Global investors are ending 2012 with lower stock holdings and more bonds than 12 months ago, staying wary about the U.S. fiscal cliff despite a rally in most markets this year, a Reuters poll showed on Thursday.
The stalled U.S. fiscal talks grew more heated on Wednesday and threatened to become even more so Thursday when the action is expected to shift for the first time to the floor of the U.S. House of Representatives.
In response to renewed worries over the so-called cliff of harsh tax hikes and spending cuts that could damage an already weak economy, 55 global investors polled Dec. 6-18 across the United States, continental Europe, Britain and Japan on average also cut allocation to U.S. assets in December.
Compared to the same time last year, allocation to bonds is 4.4 percentage points higher — benefiting mostly investment grade corporates, while high-yield and government debt are down. Allocation to bonds is at the highest in at least three years in the Reuters global asset allocation poll.
Looking forward to 2013, a deal on the fiscal cliff — still the baseline scenario for most — is likely to push investors back towards stocks, fund managers said.
"I remain neutral on the markets while the uncertainty and risks surrounding the (fiscal cliff) are resolved," said Alan Gayle, chief strategist at Ridgeworth Investments.
RISKS, TOP PICKS
Investors see risks to global growth and the euro debt crisis as the biggest challenge to their investment positions next year, with the fiscal cliff a close third, the poll showed.
Asked which would be the best-performing markets next year, a majority said the U.S. dollar would be the top-performing currency, while under-valued euro zone stocks took the top spot for developed equity markets and China was the favorite among emerging stock markets.
"With the progressive decrease of political risk perception in Europe, investors should be able to focus more on fundamental aspects of investments. Italian or Spanish equity markets offer an attractive valuation with much more re-rating potential than core eurozone markets," said Nadege Dufosse, senior asset allocation manager at Dexia Asset Management.
British investors bucked the trend, greeting the year-end with a sharp increase in the amount they invest in shares over hopes that economic stability and rising corporate profits will return next year.
Their average allocation to equities in global balanced portfolios jumped to 52.3 percent in December, from 50.8 percent a month earlier.

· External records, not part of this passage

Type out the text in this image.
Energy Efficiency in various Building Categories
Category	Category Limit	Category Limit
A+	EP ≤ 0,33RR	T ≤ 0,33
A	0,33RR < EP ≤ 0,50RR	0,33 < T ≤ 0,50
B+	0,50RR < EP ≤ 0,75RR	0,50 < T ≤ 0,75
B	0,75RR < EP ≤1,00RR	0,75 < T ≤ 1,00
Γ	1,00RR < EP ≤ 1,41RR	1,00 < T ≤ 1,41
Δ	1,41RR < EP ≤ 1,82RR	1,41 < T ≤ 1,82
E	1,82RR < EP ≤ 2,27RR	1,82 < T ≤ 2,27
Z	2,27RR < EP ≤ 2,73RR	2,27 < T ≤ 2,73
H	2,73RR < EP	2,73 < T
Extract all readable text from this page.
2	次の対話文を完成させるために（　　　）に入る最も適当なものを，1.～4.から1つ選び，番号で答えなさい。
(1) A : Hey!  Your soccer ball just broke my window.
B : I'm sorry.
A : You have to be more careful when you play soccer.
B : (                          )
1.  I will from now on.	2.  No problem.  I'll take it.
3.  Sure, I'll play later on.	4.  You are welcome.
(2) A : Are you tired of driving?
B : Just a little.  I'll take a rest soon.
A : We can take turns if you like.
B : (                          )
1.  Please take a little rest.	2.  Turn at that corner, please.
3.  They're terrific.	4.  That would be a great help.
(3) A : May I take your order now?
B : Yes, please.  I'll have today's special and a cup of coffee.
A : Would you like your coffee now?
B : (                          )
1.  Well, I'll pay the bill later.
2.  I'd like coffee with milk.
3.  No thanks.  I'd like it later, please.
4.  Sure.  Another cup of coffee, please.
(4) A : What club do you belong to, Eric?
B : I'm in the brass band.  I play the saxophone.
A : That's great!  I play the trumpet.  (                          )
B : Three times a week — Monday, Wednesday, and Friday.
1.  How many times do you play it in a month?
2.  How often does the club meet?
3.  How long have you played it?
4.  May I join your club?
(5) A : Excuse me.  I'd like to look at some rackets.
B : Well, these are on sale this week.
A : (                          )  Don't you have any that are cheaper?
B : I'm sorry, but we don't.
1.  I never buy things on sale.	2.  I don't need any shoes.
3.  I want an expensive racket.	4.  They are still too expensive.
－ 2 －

"The risks facing markets in 2013 are more likely to be normal risks, as opposed to the systemic, potentially extreme risks which markets faced in 2012," said Alec Letchfield, chief investment officer for UK Wealth at HSBC Global Asset Management.
U.S. fund managers, however, had their most defensive stance so far this year, with average equity holdings hitting a more than 13-month low.
Japanese fund managers trimmed their asset allocations to shares slightly on concerns about the U.S. fiscal cliff, although they remained modestly optimistic about the global economic outlook in the medium term.